1. A method for detecting a mutation associated with renal cancer in a subject, comprising screening a test sample derived from the subject for the presence of one or more mutations in a PBRM1 gene or a product thereof.

2. A method according to claim 1 , wherein the mutation is a truncation mutation.

3. A method according to claim 1 or claim 2, wherein the cancer is clear cell renal carcinoma.

4. A method according to any preceding claim, wherein the test sample comprises a renal tissue sample which is suspected to be cancerous or at risk of cancer, and presence of the mutation is indicative of renal cancer or an increased risk of renal cancer in the subject.

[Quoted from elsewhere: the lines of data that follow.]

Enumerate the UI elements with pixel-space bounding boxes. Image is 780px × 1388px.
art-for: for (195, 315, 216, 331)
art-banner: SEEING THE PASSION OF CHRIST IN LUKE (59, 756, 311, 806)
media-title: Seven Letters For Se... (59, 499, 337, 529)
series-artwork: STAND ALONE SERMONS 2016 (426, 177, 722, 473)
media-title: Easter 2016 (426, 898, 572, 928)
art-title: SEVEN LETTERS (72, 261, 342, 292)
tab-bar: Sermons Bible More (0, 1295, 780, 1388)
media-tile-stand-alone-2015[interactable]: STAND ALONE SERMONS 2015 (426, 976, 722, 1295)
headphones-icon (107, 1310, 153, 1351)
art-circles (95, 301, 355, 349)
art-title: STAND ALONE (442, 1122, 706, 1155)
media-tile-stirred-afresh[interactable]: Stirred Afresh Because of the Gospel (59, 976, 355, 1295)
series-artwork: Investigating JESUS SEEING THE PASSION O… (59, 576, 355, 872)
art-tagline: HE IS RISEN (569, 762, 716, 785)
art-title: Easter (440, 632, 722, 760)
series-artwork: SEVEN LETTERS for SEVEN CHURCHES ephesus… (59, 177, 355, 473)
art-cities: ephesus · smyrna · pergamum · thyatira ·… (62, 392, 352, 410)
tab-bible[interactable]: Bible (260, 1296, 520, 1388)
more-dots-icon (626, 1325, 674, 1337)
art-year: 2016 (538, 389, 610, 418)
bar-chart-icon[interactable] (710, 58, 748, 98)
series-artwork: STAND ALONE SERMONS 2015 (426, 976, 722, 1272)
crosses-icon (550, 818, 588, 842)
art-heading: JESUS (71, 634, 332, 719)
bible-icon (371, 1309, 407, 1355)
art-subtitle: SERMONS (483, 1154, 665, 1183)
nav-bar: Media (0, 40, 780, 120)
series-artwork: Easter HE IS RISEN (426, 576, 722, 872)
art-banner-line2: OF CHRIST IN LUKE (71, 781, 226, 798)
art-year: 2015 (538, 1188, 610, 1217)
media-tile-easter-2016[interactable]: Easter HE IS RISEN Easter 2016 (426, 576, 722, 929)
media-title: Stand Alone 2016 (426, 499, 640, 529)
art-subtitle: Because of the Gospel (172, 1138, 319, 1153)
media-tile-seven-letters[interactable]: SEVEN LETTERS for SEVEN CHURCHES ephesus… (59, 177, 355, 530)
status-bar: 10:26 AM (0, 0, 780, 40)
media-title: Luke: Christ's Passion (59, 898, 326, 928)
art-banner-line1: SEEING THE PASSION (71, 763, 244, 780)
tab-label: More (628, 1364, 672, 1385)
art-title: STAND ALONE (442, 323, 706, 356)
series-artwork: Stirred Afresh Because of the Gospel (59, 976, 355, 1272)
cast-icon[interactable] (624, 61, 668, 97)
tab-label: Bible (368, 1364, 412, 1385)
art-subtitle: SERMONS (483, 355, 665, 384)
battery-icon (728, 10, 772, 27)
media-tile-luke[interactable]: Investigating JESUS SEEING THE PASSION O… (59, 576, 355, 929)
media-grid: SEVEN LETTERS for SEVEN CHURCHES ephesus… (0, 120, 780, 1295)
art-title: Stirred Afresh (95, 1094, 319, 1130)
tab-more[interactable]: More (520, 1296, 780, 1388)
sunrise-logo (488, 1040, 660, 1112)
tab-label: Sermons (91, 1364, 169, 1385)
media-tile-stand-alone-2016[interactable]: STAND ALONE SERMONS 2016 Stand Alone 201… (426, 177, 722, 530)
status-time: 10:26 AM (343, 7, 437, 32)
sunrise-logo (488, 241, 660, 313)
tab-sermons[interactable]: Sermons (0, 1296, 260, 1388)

5. A method according to claim 4, further comprising screening a control sample derived from a normal tissue of the subject for the presence of the mutation, wherein presence of the mutation in the test sample and absence of the mutation in the control sample is indicative of a somatic mutation associated with renal cancer or an increased risk of renal cancer in the subject.

6. A method according to any preceding claim, wherein the method comprises obtaining nucleic acids from the sample, and detecting one or more mutations in a polypeptide- encoding nucleic acid sequence of the PBRM1 gene.

7. A method according to any of claims 1 to 5, wherein the method comprises screening the sample with a ligand which binds selectively to a mutant polypeptide product of the PBRM1 gene.

8. A method according to any preceding claim, wherein the mutation comprises a PBRM1 mutation as defined in Table 2, 4 or 5.

9. A method according to any preceding claim, further comprising screening the sample for one or more mutations in a VHL and/or SETD2 gene or a product thereof.

10. An isolated nucleic acid encoding at least a portion of a PBRMl gene product, wherein the nucleic acid comprises a PBRMl mutation as defined in Table 2, 4 or 5.

11. An isolated nucleic acid which is complementary to, or hybridises specifically to, a mutant nucleic acid as defined in claim 10.

12. An isolated nucleic acid primer which directs specific amplification of a mutant nucleic acid as defined in claim 10.

13. An isolated polypeptide comprising at least a portion of a product of a PBRMl gene, wherem the polypeptide comprises a PBRMl mutation as defined in Table 2, 4 or 5.

14. A ligand which binds selectively to a mutant polypeptide as defined in claim 13.

15. A ligand according to claim 14, comprising an antibody.